We have focused on impact based on three types of measured outcomes—mortality, the stated primary outcome of the most recently added study and the mean difference for continuous variables. These outcomes provide clinically important and quantifiable information, utilizing data from the largest subsample of SRs. We recognize, however, that this approach may not fully measure the impact of the trial on meta-analytic estimates. Potentially, other outcomes may yield clinically important information with a greater effect on their own typical estimates.

Beyond the quantitative impact of our chosen outcomes on the meta-analyses, it is important to note that other factors have the potential to affect clinical uptake and recommendations by guideline organizations such as professional bodies. Some pivotal trials may guide clinical practice despite their weight in a meta-analysis. This occurs, for example, if they are deemed by practitioners to be of higher methodological quality, or if they examine an intervention that is slightly different from those in the SR but still meet inclusion requirements. Another factor is the context in which efficacy information is applied. In attempting to establish a theoretical basis for quality-improvement collaboratives, Eppstein et al.12 have suggested that improvements in outcomes may be dependent on ‘complex socio-technical environments’ in which different interventions might interact, and that there are intrinsic limitations to the RCT approach in addressing these. Providers may elect to undervalue the results of meta-analyses if they believe that they are less applicable to their local clinical context.

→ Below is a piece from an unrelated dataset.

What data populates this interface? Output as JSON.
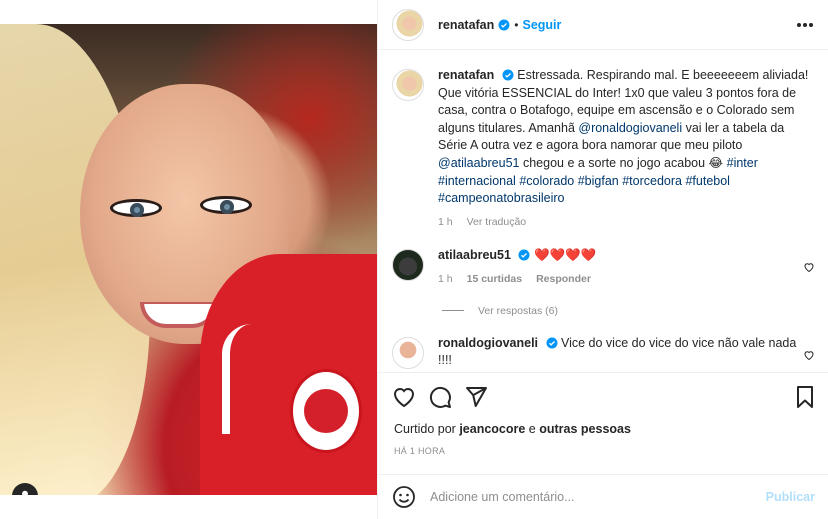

Most notably missing from our analysis are considerations of potential bias. Our analysis rests on the RCT added most recently to the relevant SR forest plot that is assumed to be the latest temporally completed and published trial. It is possible, however, that publication bias resulted in later publication of earlier-completed studies; that later studies had not yet appeared in the updated SR review; or that negative results, or potentially results that confirm prior publications, had not appeared in the literature and therefore were never included in the SR. Delayed publication of trials with smaller sample sizes, lower funding levels and surrogate outcomes have been documented in other fields.13 Moreover, the impact of the most recently added trial depends on which trials have already been included in the meta-analysis; SR conclusions have been shown to differ based on specific inclusion criteria14 and the impact of the most recently added RCT would also be affected in that case. In addition, trials may be planned concurrently or may be underway before the results of previous trials are available, and this is likely exemplified by the 32% of most recently added trials that were published <2 years after the prior trial. This could argue for earlier sharing of results and coordination of primary outcomes.

In light of increasing constraints on the funding available for clinical research15 it is important that funders, investigators and consumers understand whether or not current research is impactful. The neonatology community focuses its efforts not only on asking important questions, but also on answering those questions in the most methodologically rigorous way. Our study suggests that further deliberation could be included in the process, involving an explicit determination of how new experimental evidence might alter the landscape. For example, formal consideration of optimal information size using trial sequential analysis might be required by funders in power calculations for proposed studies.16 Similarly, funding agencies might explicitly prioritize less-studied topics at the time of review, or generate requests for proposals on the basis of quantitative analysis of existing review databases such as Cochrane. Expansion of currently employed reporting checklists such as PRISMA and CONSORT, to document that such consideration had been undertaken prospectively, would aid in this process. We emphasize that these suggestions are not in conflict with the imperative of replication of findings.10 Rather, they seek to strike a balance between underreplication and overreplication, and thus ensure a valid evidence base for practice that also makes optimal use of societal resources.